Some say Masilikani had once been a preacher. He was one of the revered long distance bus bishops. He had created fame near and far, from his fire and brimstone sermons that always left passengers cowing with horror and fright.

His haunting face was full of scars that some whisper came from the days he used to be a village bandit in his native, faraway Bungoma. He had escaped mob justice after being left for dead. He dragged his mangled body into a sugarcane thicket and hid there for days as he survived on sugar juice only.

He disappeared from that village of Kauka in Bungoma North. Decades saw him resurface in Kangemi as a born-again tout, who later promoted himself into a bus bishop. It is these scars that he used to use as teaching aids when evangelising fire and brimstone. 

He could point at one gruesome scar that looked like a fork above his left eyebrow, for example and say: "People of the world, repent! Learn to be near the Lord. Respect His preachers. I was a passenger in that famous accident of 2007 in Salgaa. That bus that killed 1,000 passengers and only one survived. Here, see him live… Now a servant of the Risen Lord!" 

He would pose, butt on bus door, for effect, his eyes peering at the shocked and indifferent travellers in a given bus as he pointed the Bible at that scar. 

Then he would continue, "Had I not listened to the mchungachi who boarded that bus and asked us for sataka kitoko vaaye, which I only gave after prayers for our journey, I would have been de.....? Dead also," he stuttered pitifully. He even shed a large tear. Only one. He had practised these lines and theatrics so well and the tear came naturally.  

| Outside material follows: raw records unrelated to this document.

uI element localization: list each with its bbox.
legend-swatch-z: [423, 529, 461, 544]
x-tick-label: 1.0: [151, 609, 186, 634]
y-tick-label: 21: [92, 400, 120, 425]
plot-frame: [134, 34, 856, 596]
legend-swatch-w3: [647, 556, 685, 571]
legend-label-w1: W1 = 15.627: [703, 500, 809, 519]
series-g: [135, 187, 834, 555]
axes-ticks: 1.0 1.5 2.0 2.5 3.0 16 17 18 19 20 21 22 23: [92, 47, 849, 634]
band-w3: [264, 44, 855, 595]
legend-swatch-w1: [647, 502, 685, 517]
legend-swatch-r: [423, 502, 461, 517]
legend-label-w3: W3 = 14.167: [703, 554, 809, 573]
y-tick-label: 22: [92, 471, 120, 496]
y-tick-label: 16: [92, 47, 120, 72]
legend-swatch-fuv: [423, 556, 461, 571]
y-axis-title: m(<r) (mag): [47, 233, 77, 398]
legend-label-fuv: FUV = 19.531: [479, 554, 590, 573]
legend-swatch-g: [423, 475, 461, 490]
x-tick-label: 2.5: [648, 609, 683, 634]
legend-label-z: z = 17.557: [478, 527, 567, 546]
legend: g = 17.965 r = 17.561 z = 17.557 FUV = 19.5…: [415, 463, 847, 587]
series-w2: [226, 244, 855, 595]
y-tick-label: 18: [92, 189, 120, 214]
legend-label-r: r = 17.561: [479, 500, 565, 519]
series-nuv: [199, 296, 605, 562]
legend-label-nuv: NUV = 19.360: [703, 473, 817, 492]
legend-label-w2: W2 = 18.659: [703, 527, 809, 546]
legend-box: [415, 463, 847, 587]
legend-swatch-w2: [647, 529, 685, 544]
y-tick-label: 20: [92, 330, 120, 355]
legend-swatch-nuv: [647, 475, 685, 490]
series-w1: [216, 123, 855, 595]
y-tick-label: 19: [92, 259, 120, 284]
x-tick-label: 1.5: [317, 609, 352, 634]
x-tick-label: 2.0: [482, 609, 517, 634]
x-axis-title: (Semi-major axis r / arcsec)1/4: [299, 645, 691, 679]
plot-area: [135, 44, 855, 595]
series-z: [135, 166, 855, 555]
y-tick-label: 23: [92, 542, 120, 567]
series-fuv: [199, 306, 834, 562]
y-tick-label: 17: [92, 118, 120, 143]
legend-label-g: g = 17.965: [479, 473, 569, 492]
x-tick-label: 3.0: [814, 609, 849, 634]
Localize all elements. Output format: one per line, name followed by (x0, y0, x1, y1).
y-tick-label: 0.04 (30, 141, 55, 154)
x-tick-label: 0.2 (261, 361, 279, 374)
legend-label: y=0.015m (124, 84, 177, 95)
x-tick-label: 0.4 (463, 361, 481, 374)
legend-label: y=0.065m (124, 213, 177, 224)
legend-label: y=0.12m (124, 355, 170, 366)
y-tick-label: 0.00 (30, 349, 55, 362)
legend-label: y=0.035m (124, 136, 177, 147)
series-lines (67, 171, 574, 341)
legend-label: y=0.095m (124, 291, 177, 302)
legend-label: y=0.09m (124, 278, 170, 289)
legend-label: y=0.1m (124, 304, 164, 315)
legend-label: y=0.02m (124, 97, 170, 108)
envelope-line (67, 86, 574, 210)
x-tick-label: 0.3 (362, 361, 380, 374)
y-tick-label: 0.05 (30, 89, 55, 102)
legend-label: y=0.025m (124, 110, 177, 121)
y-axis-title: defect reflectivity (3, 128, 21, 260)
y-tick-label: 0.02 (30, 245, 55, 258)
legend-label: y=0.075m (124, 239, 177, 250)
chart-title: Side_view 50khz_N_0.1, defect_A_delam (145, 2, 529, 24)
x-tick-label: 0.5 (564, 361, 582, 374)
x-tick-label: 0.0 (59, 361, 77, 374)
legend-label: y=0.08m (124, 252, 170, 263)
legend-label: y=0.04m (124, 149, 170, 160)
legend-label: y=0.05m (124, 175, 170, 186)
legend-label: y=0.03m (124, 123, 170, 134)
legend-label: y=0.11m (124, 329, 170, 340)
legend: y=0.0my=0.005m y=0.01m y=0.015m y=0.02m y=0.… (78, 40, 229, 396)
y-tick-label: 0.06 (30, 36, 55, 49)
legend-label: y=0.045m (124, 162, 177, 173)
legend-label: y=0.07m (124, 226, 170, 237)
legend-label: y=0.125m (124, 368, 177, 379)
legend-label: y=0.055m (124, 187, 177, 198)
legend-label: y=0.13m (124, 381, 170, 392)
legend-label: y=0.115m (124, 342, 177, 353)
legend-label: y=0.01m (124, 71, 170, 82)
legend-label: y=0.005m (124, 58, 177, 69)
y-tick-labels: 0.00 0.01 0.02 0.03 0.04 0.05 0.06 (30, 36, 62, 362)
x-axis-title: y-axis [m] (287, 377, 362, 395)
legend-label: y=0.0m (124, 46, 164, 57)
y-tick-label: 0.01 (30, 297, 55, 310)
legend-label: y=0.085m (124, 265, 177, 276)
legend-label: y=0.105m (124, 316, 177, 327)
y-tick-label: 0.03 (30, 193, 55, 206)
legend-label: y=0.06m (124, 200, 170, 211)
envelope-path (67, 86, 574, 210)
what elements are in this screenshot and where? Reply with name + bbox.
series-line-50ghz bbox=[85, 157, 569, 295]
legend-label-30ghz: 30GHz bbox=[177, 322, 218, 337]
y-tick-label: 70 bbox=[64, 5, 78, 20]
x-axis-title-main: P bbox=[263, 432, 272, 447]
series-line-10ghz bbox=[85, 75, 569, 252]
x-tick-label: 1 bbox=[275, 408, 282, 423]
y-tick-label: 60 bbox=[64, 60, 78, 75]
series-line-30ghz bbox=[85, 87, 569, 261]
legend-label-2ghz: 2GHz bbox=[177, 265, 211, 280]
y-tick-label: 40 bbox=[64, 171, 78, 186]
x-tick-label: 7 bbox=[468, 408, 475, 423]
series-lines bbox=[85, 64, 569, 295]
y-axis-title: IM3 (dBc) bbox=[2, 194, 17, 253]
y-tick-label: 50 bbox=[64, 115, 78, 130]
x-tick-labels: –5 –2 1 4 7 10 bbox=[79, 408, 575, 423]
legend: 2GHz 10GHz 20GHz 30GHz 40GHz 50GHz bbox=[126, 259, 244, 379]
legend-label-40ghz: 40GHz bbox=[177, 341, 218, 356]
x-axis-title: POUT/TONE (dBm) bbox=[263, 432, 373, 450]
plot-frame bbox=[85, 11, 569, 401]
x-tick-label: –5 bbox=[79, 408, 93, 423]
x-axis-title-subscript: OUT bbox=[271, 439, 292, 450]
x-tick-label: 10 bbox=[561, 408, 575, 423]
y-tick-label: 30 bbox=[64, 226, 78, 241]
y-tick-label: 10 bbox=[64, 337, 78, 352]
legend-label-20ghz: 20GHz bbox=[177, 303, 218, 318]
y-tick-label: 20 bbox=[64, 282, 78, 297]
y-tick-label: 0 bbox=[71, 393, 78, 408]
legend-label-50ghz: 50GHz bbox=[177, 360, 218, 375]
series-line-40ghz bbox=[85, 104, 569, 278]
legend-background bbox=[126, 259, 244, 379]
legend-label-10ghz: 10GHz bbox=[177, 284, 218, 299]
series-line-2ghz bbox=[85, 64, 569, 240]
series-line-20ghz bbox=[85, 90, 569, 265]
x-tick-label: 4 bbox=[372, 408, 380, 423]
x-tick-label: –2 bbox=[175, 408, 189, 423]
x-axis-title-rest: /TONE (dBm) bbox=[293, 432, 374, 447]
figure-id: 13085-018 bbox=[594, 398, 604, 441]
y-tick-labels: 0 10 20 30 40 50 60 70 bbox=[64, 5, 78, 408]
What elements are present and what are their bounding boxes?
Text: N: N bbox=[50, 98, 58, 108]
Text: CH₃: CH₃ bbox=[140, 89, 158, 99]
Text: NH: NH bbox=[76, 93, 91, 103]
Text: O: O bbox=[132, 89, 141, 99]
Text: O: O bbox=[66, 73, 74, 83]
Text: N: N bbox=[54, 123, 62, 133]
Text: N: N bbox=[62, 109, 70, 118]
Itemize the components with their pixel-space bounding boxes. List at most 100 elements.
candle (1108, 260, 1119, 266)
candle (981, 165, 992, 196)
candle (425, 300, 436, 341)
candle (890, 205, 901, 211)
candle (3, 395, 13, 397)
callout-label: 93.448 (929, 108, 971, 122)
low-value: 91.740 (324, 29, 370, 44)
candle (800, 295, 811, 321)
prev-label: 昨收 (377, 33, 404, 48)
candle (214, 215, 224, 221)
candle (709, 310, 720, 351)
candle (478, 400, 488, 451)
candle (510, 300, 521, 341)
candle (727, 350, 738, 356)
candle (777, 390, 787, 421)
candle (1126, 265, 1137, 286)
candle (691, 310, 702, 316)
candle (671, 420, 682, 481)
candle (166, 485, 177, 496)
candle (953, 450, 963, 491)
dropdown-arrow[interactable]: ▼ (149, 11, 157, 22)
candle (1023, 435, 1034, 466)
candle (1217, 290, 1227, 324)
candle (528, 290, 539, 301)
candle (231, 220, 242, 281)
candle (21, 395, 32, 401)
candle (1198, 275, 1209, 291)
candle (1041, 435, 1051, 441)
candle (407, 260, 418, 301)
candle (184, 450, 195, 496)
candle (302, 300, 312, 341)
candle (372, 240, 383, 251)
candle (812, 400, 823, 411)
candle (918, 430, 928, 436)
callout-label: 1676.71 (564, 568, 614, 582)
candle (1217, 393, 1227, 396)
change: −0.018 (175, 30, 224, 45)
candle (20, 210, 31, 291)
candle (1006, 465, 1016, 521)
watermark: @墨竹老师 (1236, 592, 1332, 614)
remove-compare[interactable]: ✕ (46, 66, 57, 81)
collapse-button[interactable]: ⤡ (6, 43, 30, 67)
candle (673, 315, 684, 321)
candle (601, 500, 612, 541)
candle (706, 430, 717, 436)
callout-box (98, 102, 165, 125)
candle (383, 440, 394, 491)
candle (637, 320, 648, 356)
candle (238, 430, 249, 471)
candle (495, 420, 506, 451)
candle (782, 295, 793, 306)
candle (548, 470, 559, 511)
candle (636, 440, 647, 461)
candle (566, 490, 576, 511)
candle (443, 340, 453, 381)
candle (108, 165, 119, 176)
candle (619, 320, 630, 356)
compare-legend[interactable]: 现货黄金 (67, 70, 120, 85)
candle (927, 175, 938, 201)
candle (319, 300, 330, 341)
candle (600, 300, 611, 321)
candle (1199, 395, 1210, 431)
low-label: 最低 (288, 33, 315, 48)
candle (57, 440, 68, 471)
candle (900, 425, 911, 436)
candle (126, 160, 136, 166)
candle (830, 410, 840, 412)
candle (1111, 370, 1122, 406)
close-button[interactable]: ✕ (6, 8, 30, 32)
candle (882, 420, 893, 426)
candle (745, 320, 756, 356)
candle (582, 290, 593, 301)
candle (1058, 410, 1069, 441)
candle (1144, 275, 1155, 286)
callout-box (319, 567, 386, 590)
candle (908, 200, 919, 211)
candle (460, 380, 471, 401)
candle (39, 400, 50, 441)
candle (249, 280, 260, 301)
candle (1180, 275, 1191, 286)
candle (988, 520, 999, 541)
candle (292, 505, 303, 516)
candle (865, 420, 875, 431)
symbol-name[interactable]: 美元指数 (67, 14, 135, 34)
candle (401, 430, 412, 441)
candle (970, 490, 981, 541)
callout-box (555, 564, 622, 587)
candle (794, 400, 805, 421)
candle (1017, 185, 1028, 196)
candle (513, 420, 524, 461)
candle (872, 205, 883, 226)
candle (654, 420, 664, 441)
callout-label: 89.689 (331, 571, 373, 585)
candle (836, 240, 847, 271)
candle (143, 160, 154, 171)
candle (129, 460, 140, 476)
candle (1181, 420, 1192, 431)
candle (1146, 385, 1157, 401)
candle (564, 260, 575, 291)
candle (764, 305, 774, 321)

Masilikani would then embark on his own sadaka harvesting after citing gruesome parts of the Good Book. He had done this job for three straight years until he returned to his old thieving ways and pick-pocketed the makanga of a certain bus.

He had survived the second mob justice spectacularly. He had been cornered next to that shallow sewerage hole near the Kangemi bus flyover.

As the rowdy nduthi riders doused him in diesel and struck a match, Masilikani had screamingly cited Jesus name in vain repeatedly. As he burnt he would roll and dump himself into the cesspool. The crowd would harvest him out again and deliver Roman kicks and Jewish blows to this mnafiq.

They would pour more diesel on him and light the fire again. Masilikani would start his hell on earth again. Seeing visions of devils dancing around him as he roasted, then citing Jesus, he would roll and enter the pool of viscous filth again.

This dance between hell and earth continued for like 30 minutes that seemed a century. Was it not gospel music to his ears, the siren of cops arriving as G3 rifle shots rent the air?

****

That was then. This is now. All these pasts kept playing kaleidoscopic sukuti in his mind these days. He had given his life to Jesus as he was born again in December 2021. Surviving Covid-19 had made him return to religion. Now this Easter marked a milestone since he started volunteering at the parish.

As he swept infant faeces littering the church latrine, during the Easter Mass, he felt important. He whistled a hymn about Easter being a season of new beginnings for all, including you and me.

Masilikani. Muchura. Makanga. Bishop. These names weave a delicate thread around his lessons of Christianity.